Let $L$ be a smooth line bundle over $\mathbb{R}$ or $\mathbb{C}$ on a manifold $M$ such that $L^{\otimes m}$ is trivial for some $m \ge 1$. Can we find a smooth $m$-fold covering $(\tilde M,\pi)$ of $M$ such that $\pi^*(L)$ is trivial?

Answer 1

In this answer, I will prove that the assertion is true in the complex case.

We begin by investigating the Chern class, as there is a nice connection between the Chern class of the tensor power of a line bundle and the original.

Complex line bundles over $M$ are classified by elements of $H^2(M,\mathbb{Z})$, determined by the first Chern class $c_1(L)\in H^2(M,\mathbb{Z})$. One has that $c_1(L^{\otimes m})=mc_1(L)=0$ and in the case that $L^{\otimes m}\cong \underline{\mathbb{C}}$, we conclude that $c_1(L)$ is $m$-torsion in $H^{2}(M,\mathbb{Z})$. If $\tilde{M}$ is a cover of $M$ such that $\pi^*{L}\cong \underline{\mathbb{C}}$ we have by naturality of $c_1$, $c_1(\pi^*L)=\pi^*c_1(L)=0$. This allows us to rephrase the question as follows:

Let $c\in H^2(M,\mathbb{Z})$ be $m$ torsion. Does there exist a cover $\pi: \tilde{M}\to M$ such that $\pi^*(c)=0$.

Consider the case in which $M=\mathbb{R}P^2$. One has $H^2(\mathbb{R}P^2,\mathbb{Z})\cong \mathbb{Z}/2\mathbb{Z}\langle c\rangle$ and hence $c$ is $2$-torsion. The only covering space of $\mathbb{R}P^2$ is $S^2$ and we see that the induced map $\pi^*: H^2(\mathbb{R}P^2,\mathbb{Z})\to H^2(S^2,\mathbb{Z})$ must be $0$ affirming the proposition.

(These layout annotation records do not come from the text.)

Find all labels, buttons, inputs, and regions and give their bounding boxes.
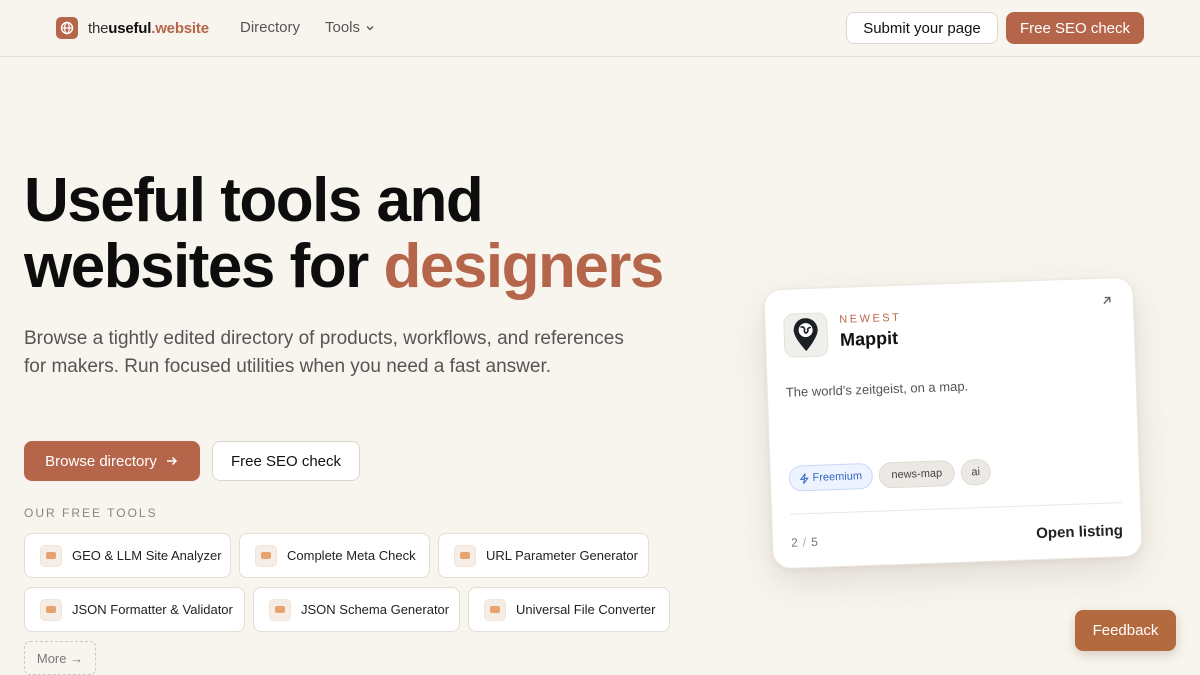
browse-directory-button[interactable]: Browse directory bbox=[24, 441, 200, 481]
arrow-up-right-icon[interactable] bbox=[1101, 294, 1113, 306]
hero-title-line1: Useful tools and bbox=[24, 166, 484, 235]
tool-icon bbox=[40, 598, 62, 621]
pager-total: 5 bbox=[810, 534, 820, 550]
tool-icon bbox=[40, 544, 62, 567]
tag-news-map[interactable]: news-map bbox=[878, 459, 956, 489]
card-pager: 2/5 bbox=[791, 535, 819, 550]
tool-label: JSON Schema Generator bbox=[301, 602, 450, 617]
tag-freemium[interactable]: Freemium bbox=[788, 462, 874, 492]
tool-json-formatter[interactable]: JSON Formatter & Validator bbox=[24, 587, 245, 632]
tool-geo-llm-analyzer[interactable]: GEO & LLM Site Analyzer bbox=[24, 533, 231, 578]
map-pin-globe-icon bbox=[783, 312, 829, 358]
header-seo-check-button[interactable]: Free SEO check bbox=[1006, 12, 1144, 44]
tool-complete-meta-check[interactable]: Complete Meta Check bbox=[239, 533, 430, 578]
card-description: The world's zeitgeist, on a map. bbox=[785, 378, 969, 400]
logo-text: theuseful.website bbox=[88, 19, 209, 37]
hero-subtitle: Browse a tightly edited directory of pro… bbox=[24, 328, 624, 377]
hero-title: Useful tools and websites for designers bbox=[24, 168, 724, 300]
tool-icon bbox=[255, 544, 277, 567]
hero-seo-check-button[interactable]: Free SEO check bbox=[212, 441, 360, 481]
tool-label: Universal File Converter bbox=[516, 602, 656, 617]
tag-label: Freemium bbox=[812, 470, 863, 484]
more-tools-link[interactable]: More → bbox=[24, 641, 96, 675]
browse-directory-label: Browse directory bbox=[45, 452, 157, 470]
arrow-right-icon bbox=[166, 456, 177, 466]
nav-tools-label: Tools bbox=[325, 19, 361, 36]
pager-current: 2 bbox=[790, 535, 800, 550]
feedback-button[interactable]: Feedback bbox=[1075, 610, 1176, 651]
tools-section-label: OUR FREE TOOLS bbox=[24, 506, 158, 520]
hero-title-accent: designers bbox=[383, 232, 665, 301]
pager-separator: / bbox=[802, 535, 808, 550]
nav-tools[interactable]: Tools bbox=[325, 19, 375, 36]
lightning-icon bbox=[799, 472, 809, 484]
tool-label: URL Parameter Generator bbox=[486, 548, 638, 563]
tool-universal-file-converter[interactable]: Universal File Converter bbox=[468, 587, 670, 632]
tool-icon bbox=[454, 544, 476, 567]
nav-directory[interactable]: Directory bbox=[240, 19, 300, 36]
submit-page-button[interactable]: Submit your page bbox=[846, 12, 998, 44]
card-title: Mappit bbox=[839, 327, 899, 350]
newest-listing-card[interactable]: NEWEST Mappit The world's zeitgeist, on … bbox=[763, 276, 1143, 570]
tag-ai[interactable]: ai bbox=[960, 458, 992, 486]
tool-label: JSON Formatter & Validator bbox=[72, 602, 233, 617]
tool-icon bbox=[269, 598, 291, 621]
card-kicker: NEWEST bbox=[839, 311, 902, 326]
globe-icon bbox=[56, 17, 78, 39]
open-listing-link[interactable]: Open listing bbox=[1036, 522, 1123, 542]
logo[interactable]: theuseful.website bbox=[56, 17, 209, 39]
hero-title-line2: websites for bbox=[24, 232, 369, 301]
site-header: theuseful.website Directory Tools Submit… bbox=[0, 0, 1200, 57]
chevron-down-icon bbox=[366, 25, 374, 30]
tool-label: GEO & LLM Site Analyzer bbox=[72, 548, 222, 563]
tool-url-parameter-generator[interactable]: URL Parameter Generator bbox=[438, 533, 649, 578]
tool-icon bbox=[484, 598, 506, 621]
tool-label: Complete Meta Check bbox=[287, 548, 416, 563]
card-divider bbox=[790, 502, 1122, 515]
tool-json-schema-generator[interactable]: JSON Schema Generator bbox=[253, 587, 460, 632]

Chern-Weil theory tells us that any complex line bundle for which $c_1(L)$ is torsion admits a curvature which is exact and hence can be given a connection which has vanishing curvature. This means that such a bundle is given by a $U(1)$ valued local system, i.e. (assuming that $M$ is connected) a representation $\rho_L: \pi_1(M)\to U(1)$. Here we see that since $L^{\otimes m}\cong \mathbb{C}$ we have $\rho_L^m:\pi_1(M)\to U(1)$ the trivial homomorphism. Given a map $f: N\to M$ (of connected, based spaces), the pullback local system corresponding to $f^*L$ is given by $\rho_L\circ f_*: \pi_1(N)\to \pi_1(M)\to U(1)$ and this composition must be trivial for $f^*L$ to be trivial over $N$.

If $\rho_L: \pi_1(M)\to U(1)$ has $\rho_L^m=1$ then $\mathrm{Im}\rho_L\leq \mu_{m}$, the $m$th roots of unity. If we assume that $\mathrm{Im}\rho_L=\mu_m$ then the $\ker\rho_L$, has a corresponding cover with fiber cardinality given by $|\mu_m|=m$. If $\pi: \tilde{M}\to M$ is the cover, we have $\pi^*L\leftrightarrow\rho_L\circ \pi_*: \pi_1(\tilde{M})\to \pi_1(M)\to U(1)=1$ and hence $\pi^*L$ is trivial. We see that $|\mathrm{Im}\rho_L|\mid m$. Writing $m=n|\mathrm{Im}\rho_L|$, if $\hat{M}$ is the cover corresponding to $\mathrm{Im}\rho_L$ then $\bigsqcup_{n} \hat{M}$ yields the desired cover.